Tuan Dhanda, tersentak kaget melihat dahi putri kesayangan nya di plester selain itu gurat cantiknya yang tegas nampak melesu.

"Habis ngapain kamu?" Tegas ibu tiri yang kejam yang hobi dengan lisptik merah menyala itu.

"Habis dari proyek? Yah kerja lah, aku bukan anjing telantar yang hidup dari belas kasihan orang lain" ucapnya dengan pelan saja, namun kalimat nya sangat menusuk hingga spaning sang ibu tiri langsung menanjak naik pada level tertinggi. Bola matanya mengkilat memerah seketika.

"Tan, berapa kali Daddy bilang jangan bicara asal nak, ingat mulut mu  harimaumu, dia bisa menerkam mu sendiri nantinya, jadi Daddy mohon, bicaralah yang sopan, paham?" Nasehat ayahnya, dia cukup mengangguk saja.

"Kenapa dahinya?"

"Kena batu tadi di lokasi proyek" jawabnya enteng saja.

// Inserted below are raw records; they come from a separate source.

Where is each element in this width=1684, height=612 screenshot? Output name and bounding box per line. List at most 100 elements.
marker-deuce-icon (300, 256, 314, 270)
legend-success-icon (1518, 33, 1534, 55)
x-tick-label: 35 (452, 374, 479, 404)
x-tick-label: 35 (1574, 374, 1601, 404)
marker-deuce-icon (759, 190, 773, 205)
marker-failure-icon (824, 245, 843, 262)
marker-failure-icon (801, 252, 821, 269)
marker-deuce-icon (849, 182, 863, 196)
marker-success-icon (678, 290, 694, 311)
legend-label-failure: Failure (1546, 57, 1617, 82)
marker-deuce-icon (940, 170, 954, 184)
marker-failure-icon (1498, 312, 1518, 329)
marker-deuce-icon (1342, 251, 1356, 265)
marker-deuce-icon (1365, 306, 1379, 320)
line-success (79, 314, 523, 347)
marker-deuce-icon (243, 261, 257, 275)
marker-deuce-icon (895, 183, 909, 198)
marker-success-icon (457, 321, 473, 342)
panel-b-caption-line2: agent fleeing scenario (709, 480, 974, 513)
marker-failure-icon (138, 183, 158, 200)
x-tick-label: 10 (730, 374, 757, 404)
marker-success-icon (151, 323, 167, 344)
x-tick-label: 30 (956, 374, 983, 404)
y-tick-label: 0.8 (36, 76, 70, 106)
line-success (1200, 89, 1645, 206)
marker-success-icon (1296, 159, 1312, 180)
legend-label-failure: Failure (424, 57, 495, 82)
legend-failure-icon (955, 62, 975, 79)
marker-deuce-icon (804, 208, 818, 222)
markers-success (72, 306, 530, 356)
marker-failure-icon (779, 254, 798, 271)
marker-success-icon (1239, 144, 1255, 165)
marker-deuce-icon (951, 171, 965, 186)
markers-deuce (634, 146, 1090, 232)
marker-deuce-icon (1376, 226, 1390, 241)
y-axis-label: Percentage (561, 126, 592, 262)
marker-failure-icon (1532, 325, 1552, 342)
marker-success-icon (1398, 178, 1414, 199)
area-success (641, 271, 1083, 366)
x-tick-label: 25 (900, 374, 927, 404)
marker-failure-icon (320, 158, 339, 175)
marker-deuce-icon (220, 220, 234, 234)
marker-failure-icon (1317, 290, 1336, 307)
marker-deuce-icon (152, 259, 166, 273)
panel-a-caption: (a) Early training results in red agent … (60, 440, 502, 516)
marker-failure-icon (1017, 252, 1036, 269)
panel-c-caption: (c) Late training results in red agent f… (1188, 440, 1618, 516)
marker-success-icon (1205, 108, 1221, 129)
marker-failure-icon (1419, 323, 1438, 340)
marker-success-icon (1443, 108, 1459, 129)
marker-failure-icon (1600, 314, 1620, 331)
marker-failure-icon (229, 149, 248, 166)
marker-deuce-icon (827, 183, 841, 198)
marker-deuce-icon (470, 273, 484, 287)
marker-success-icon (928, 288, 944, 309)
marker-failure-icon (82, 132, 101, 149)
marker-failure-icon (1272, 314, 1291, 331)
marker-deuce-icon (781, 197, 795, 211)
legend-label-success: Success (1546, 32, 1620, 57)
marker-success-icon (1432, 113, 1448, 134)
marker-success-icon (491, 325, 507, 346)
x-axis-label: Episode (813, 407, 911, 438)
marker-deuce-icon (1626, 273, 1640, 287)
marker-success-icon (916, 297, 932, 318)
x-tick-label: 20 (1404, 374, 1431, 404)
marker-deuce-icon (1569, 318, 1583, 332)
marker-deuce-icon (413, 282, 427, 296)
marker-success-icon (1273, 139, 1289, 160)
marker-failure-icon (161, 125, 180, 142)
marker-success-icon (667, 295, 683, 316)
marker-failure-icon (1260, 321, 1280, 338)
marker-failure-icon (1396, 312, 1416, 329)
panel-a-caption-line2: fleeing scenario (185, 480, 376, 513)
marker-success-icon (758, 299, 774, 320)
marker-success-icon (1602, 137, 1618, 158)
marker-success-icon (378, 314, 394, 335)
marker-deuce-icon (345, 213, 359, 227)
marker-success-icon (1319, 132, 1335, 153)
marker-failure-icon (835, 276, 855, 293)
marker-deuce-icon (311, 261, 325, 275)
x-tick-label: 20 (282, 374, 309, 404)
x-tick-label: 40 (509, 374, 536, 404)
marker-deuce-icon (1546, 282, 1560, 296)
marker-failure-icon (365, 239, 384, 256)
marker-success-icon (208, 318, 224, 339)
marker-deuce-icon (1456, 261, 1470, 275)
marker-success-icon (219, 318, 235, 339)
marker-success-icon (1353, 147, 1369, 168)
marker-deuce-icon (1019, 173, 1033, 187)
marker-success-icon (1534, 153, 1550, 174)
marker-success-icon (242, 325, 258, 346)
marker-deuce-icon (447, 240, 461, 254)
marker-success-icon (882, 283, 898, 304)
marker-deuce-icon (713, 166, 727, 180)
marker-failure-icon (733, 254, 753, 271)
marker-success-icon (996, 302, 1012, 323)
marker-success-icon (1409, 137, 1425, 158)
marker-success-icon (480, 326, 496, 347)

"Sudahlah Tan baik baik saja, Tan capek mau istirahat" sambung nya lagi dan berlalu menaiki tangga istana megah itu menuju tempat yang di anggap nya paling nyaman.

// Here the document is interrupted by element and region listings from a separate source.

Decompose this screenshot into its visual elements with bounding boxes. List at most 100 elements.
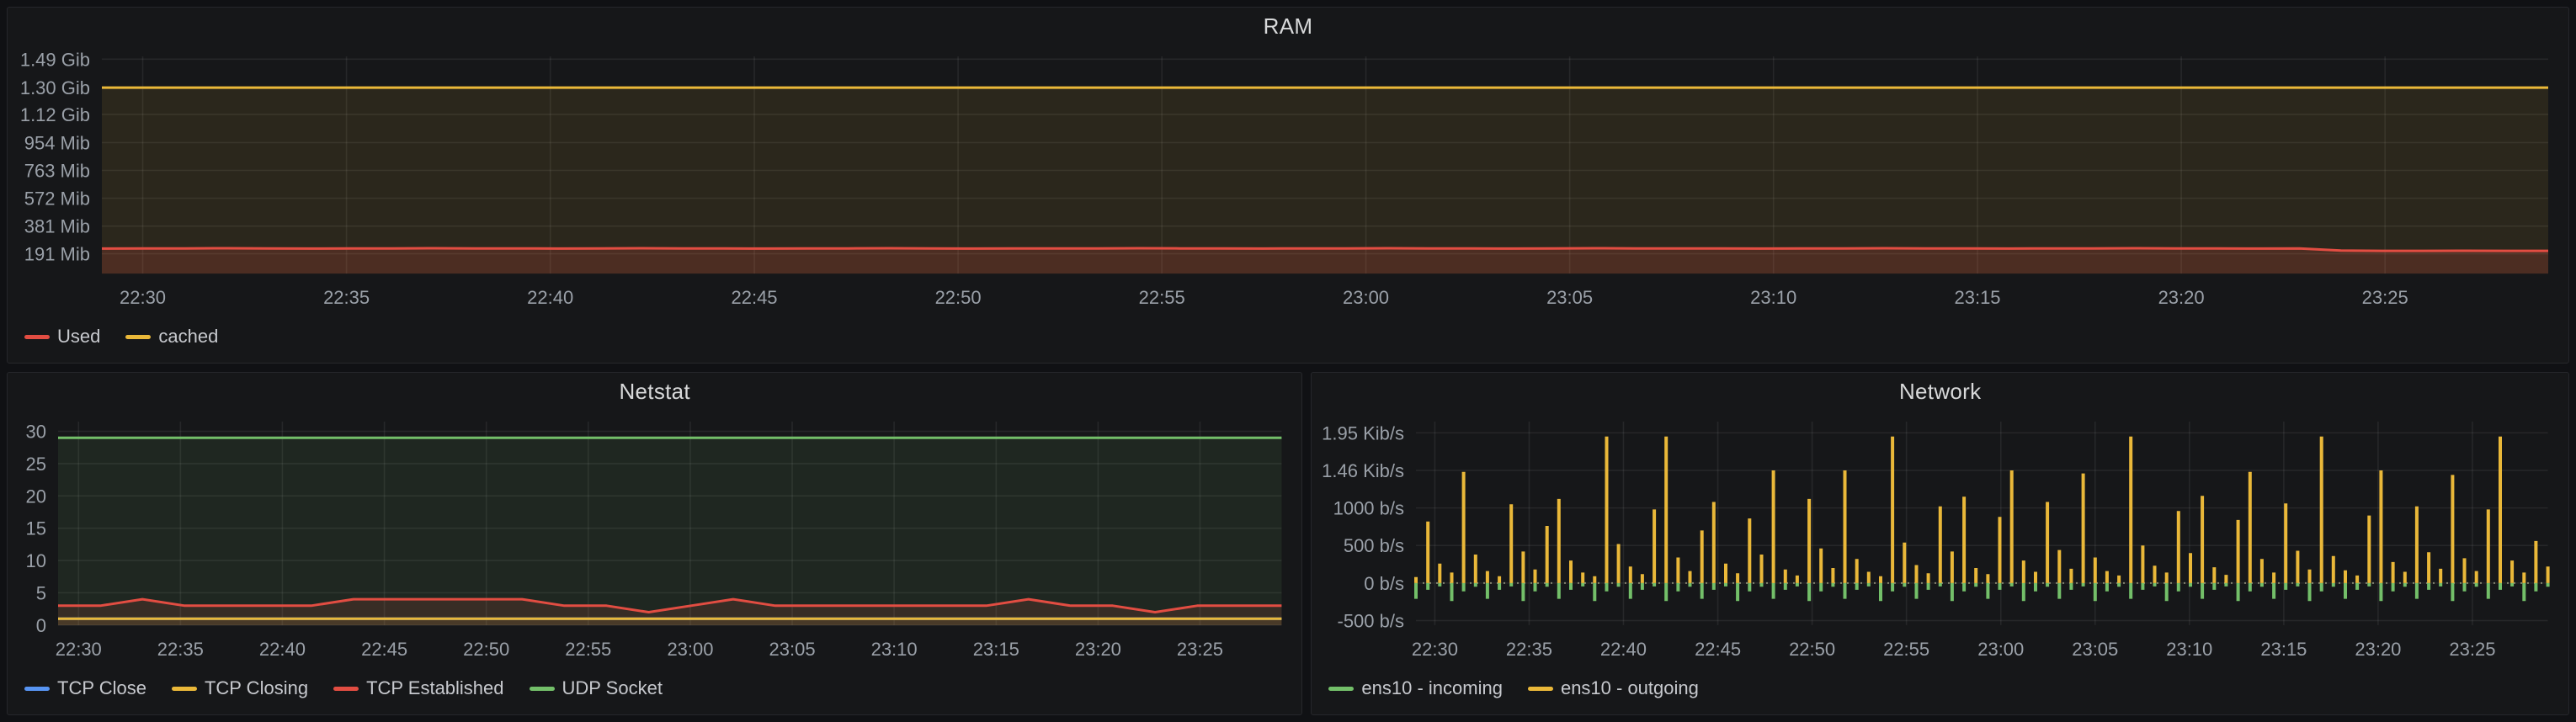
network-legend: ens10 - incoming ens10 - outgoing [1312, 669, 2568, 714]
svg-text:23:25: 23:25 [2362, 287, 2408, 308]
legend-item-ens10-incoming[interactable]: ens10 - incoming [1328, 677, 1503, 699]
svg-text:1.95 Kib/s: 1.95 Kib/s [1323, 423, 1405, 444]
panel-netstat: Netstat 0 5 10 15 20 25 30 22:30 22:35 22:40 22:45… [7, 372, 1303, 715]
legend-item-tcp-close[interactable]: TCP Close [24, 677, 146, 699]
svg-text:0 b/s: 0 b/s [1365, 573, 1405, 594]
svg-text:22:35: 22:35 [323, 287, 370, 308]
svg-text:23:00: 23:00 [1343, 287, 1389, 308]
legend-item-udp-socket[interactable]: UDP Socket [529, 677, 663, 699]
tcp-closing-series-swatch-icon [171, 686, 197, 691]
svg-text:22:40: 22:40 [527, 287, 573, 308]
svg-text:22:50: 22:50 [935, 287, 982, 308]
legend-label: ens10 - incoming [1361, 677, 1503, 698]
legend-label: TCP Established [366, 677, 504, 698]
svg-text:1.30 Gib: 1.30 Gib [20, 77, 90, 98]
legend-item-cached[interactable]: cached [125, 326, 218, 348]
netstat-chart[interactable]: 0 5 10 15 20 25 30 22:30 22:35 22:40 22:45 22:50 22:… [8, 410, 1301, 669]
svg-text:954 Mib: 954 Mib [24, 132, 90, 153]
ram-panel-header[interactable]: RAM [8, 8, 2568, 45]
svg-text:500 b/s: 500 b/s [1344, 535, 1404, 556]
svg-text:20: 20 [26, 486, 46, 507]
svg-text:23:20: 23:20 [2158, 287, 2205, 308]
svg-text:381 Mib: 381 Mib [24, 216, 90, 237]
svg-text:23:05: 23:05 [1546, 287, 1593, 308]
svg-text:23:10: 23:10 [871, 639, 918, 660]
svg-text:0: 0 [36, 615, 46, 636]
svg-text:22:45: 22:45 [1695, 639, 1741, 660]
svg-text:22:50: 22:50 [463, 639, 509, 660]
svg-text:-500 b/s: -500 b/s [1338, 611, 1405, 632]
svg-text:23:05: 23:05 [769, 639, 816, 660]
svg-text:5: 5 [36, 583, 46, 604]
svg-text:22:55: 22:55 [1139, 287, 1185, 308]
legend-item-ens10-outgoing[interactable]: ens10 - outgoing [1527, 677, 1699, 699]
svg-text:23:15: 23:15 [1954, 287, 2000, 308]
svg-text:23:20: 23:20 [1075, 639, 1121, 660]
legend-item-tcp-closing[interactable]: TCP Closing [171, 677, 309, 699]
netstat-chart-area: 0 5 10 15 20 25 30 22:30 22:35 22:40 22:45 22:50 22:… [8, 410, 1301, 669]
ram-chart[interactable]: 191 Mib 381 Mib 572 Mib 763 Mib 954 Mib 1.12 … [8, 45, 2568, 317]
svg-text:22:30: 22:30 [56, 639, 102, 660]
svg-text:23:10: 23:10 [1750, 287, 1796, 308]
outgoing-series-swatch-icon [1527, 686, 1553, 691]
svg-text:22:50: 22:50 [1789, 639, 1835, 660]
svg-text:22:35: 22:35 [1506, 639, 1552, 660]
legend-item-used[interactable]: Used [24, 326, 100, 348]
panel-network: Network -500 b/s 0 b/s 500 b/s 1000 b/s 1.46… [1311, 372, 2569, 715]
svg-text:23:00: 23:00 [667, 639, 713, 660]
svg-text:23:25: 23:25 [2450, 639, 2496, 660]
svg-text:22:45: 22:45 [731, 287, 777, 308]
svg-text:22:40: 22:40 [259, 639, 306, 660]
legend-label: cached [158, 326, 219, 348]
incoming-series-swatch-icon [1328, 686, 1355, 691]
used-series-swatch-icon [24, 334, 50, 339]
svg-text:23:00: 23:00 [1978, 639, 2025, 660]
legend-label: UDP Socket [562, 677, 663, 698]
svg-text:22:35: 22:35 [157, 639, 204, 660]
svg-text:22:40: 22:40 [1600, 639, 1647, 660]
ram-panel-title[interactable]: RAM [1263, 13, 1313, 39]
svg-text:30: 30 [26, 422, 46, 443]
legend-label: TCP Closing [204, 677, 309, 698]
tcp-close-series-swatch-icon [24, 686, 50, 691]
network-chart[interactable]: -500 b/s 0 b/s 500 b/s 1000 b/s 1.46 Kib/s 1.… [1312, 410, 2568, 669]
udp-socket-series-swatch-icon [529, 686, 555, 691]
netstat-panel-header[interactable]: Netstat [8, 373, 1301, 410]
svg-text:1.49 Gib: 1.49 Gib [20, 49, 90, 70]
svg-text:23:10: 23:10 [2167, 639, 2213, 660]
panel-ram: RAM 191 Mib 381 Mib 572 Mib 763 Mib 954 Mib 1… [7, 7, 2569, 364]
svg-text:1.46 Kib/s: 1.46 Kib/s [1323, 460, 1405, 481]
svg-text:23:20: 23:20 [2355, 639, 2402, 660]
svg-text:23:15: 23:15 [2261, 639, 2307, 660]
network-panel-title[interactable]: Network [1898, 378, 1982, 404]
svg-text:763 Mib: 763 Mib [24, 160, 90, 181]
svg-text:10: 10 [26, 550, 46, 571]
network-chart-area: -500 b/s 0 b/s 500 b/s 1000 b/s 1.46 Kib/s 1.… [1312, 410, 2568, 669]
svg-text:22:30: 22:30 [1412, 639, 1458, 660]
cached-series-swatch-icon [125, 334, 152, 339]
svg-text:15: 15 [26, 518, 46, 539]
ram-chart-area: 191 Mib 381 Mib 572 Mib 763 Mib 954 Mib 1.12 … [8, 45, 2568, 317]
svg-text:23:05: 23:05 [2073, 639, 2119, 660]
svg-text:1.12 Gib: 1.12 Gib [20, 104, 90, 125]
svg-text:22:30: 22:30 [120, 287, 166, 308]
svg-text:25: 25 [26, 454, 46, 475]
legend-label: ens10 - outgoing [1560, 677, 1699, 698]
svg-text:572 Mib: 572 Mib [24, 188, 90, 210]
legend-label: TCP Close [57, 677, 146, 698]
ram-legend: Used cached [8, 317, 2568, 363]
svg-text:22:55: 22:55 [1883, 639, 1929, 660]
tcp-established-series-swatch-icon [333, 686, 359, 691]
svg-text:23:25: 23:25 [1177, 639, 1223, 660]
svg-text:1000 b/s: 1000 b/s [1333, 498, 1404, 519]
network-panel-header[interactable]: Network [1312, 373, 2568, 410]
svg-text:191 Mib: 191 Mib [24, 244, 90, 265]
netstat-panel-title[interactable]: Netstat [619, 378, 690, 404]
netstat-legend: TCP Close TCP Closing TCP Established UD… [8, 669, 1301, 714]
svg-text:22:55: 22:55 [565, 639, 611, 660]
legend-label: Used [57, 326, 101, 348]
svg-text:22:45: 22:45 [361, 639, 407, 660]
legend-item-tcp-established[interactable]: TCP Established [333, 677, 504, 699]
svg-text:23:15: 23:15 [973, 639, 1019, 660]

Ingatan itu tak luput dari bayangan pria yang beberapa saat lalu memaksa untuk mengobati dahinya, sisi lain dia temukan sebuah perhatian tulus terjaring di ingatan nya saat ini.

Dia mengelus dahinya, spontanitas pria yang mengutarakan rasa lewat tindakan yang sangat kurang ajar dan tidak sopan sama sekali, dia seperti bajingan namun sang nona malah tersenyum sambil mengingat hal itu.

Bayangan di cermin memantulkan wajah cantiknya, dia teringat masa lalunya sumpah itu kembali melintas merusak angannya dan dia akhirnya terluka sendiri lalu menebas habis seluruh isi meja riasnya pelampiasan hatinya yang tak bisa lepas.

"Pikirkan sekali lagi Tan?" Dan ucapan itu kembali menggeliyang di ingatan nya, semakin membuat dada sang nona semakin terasa sesak.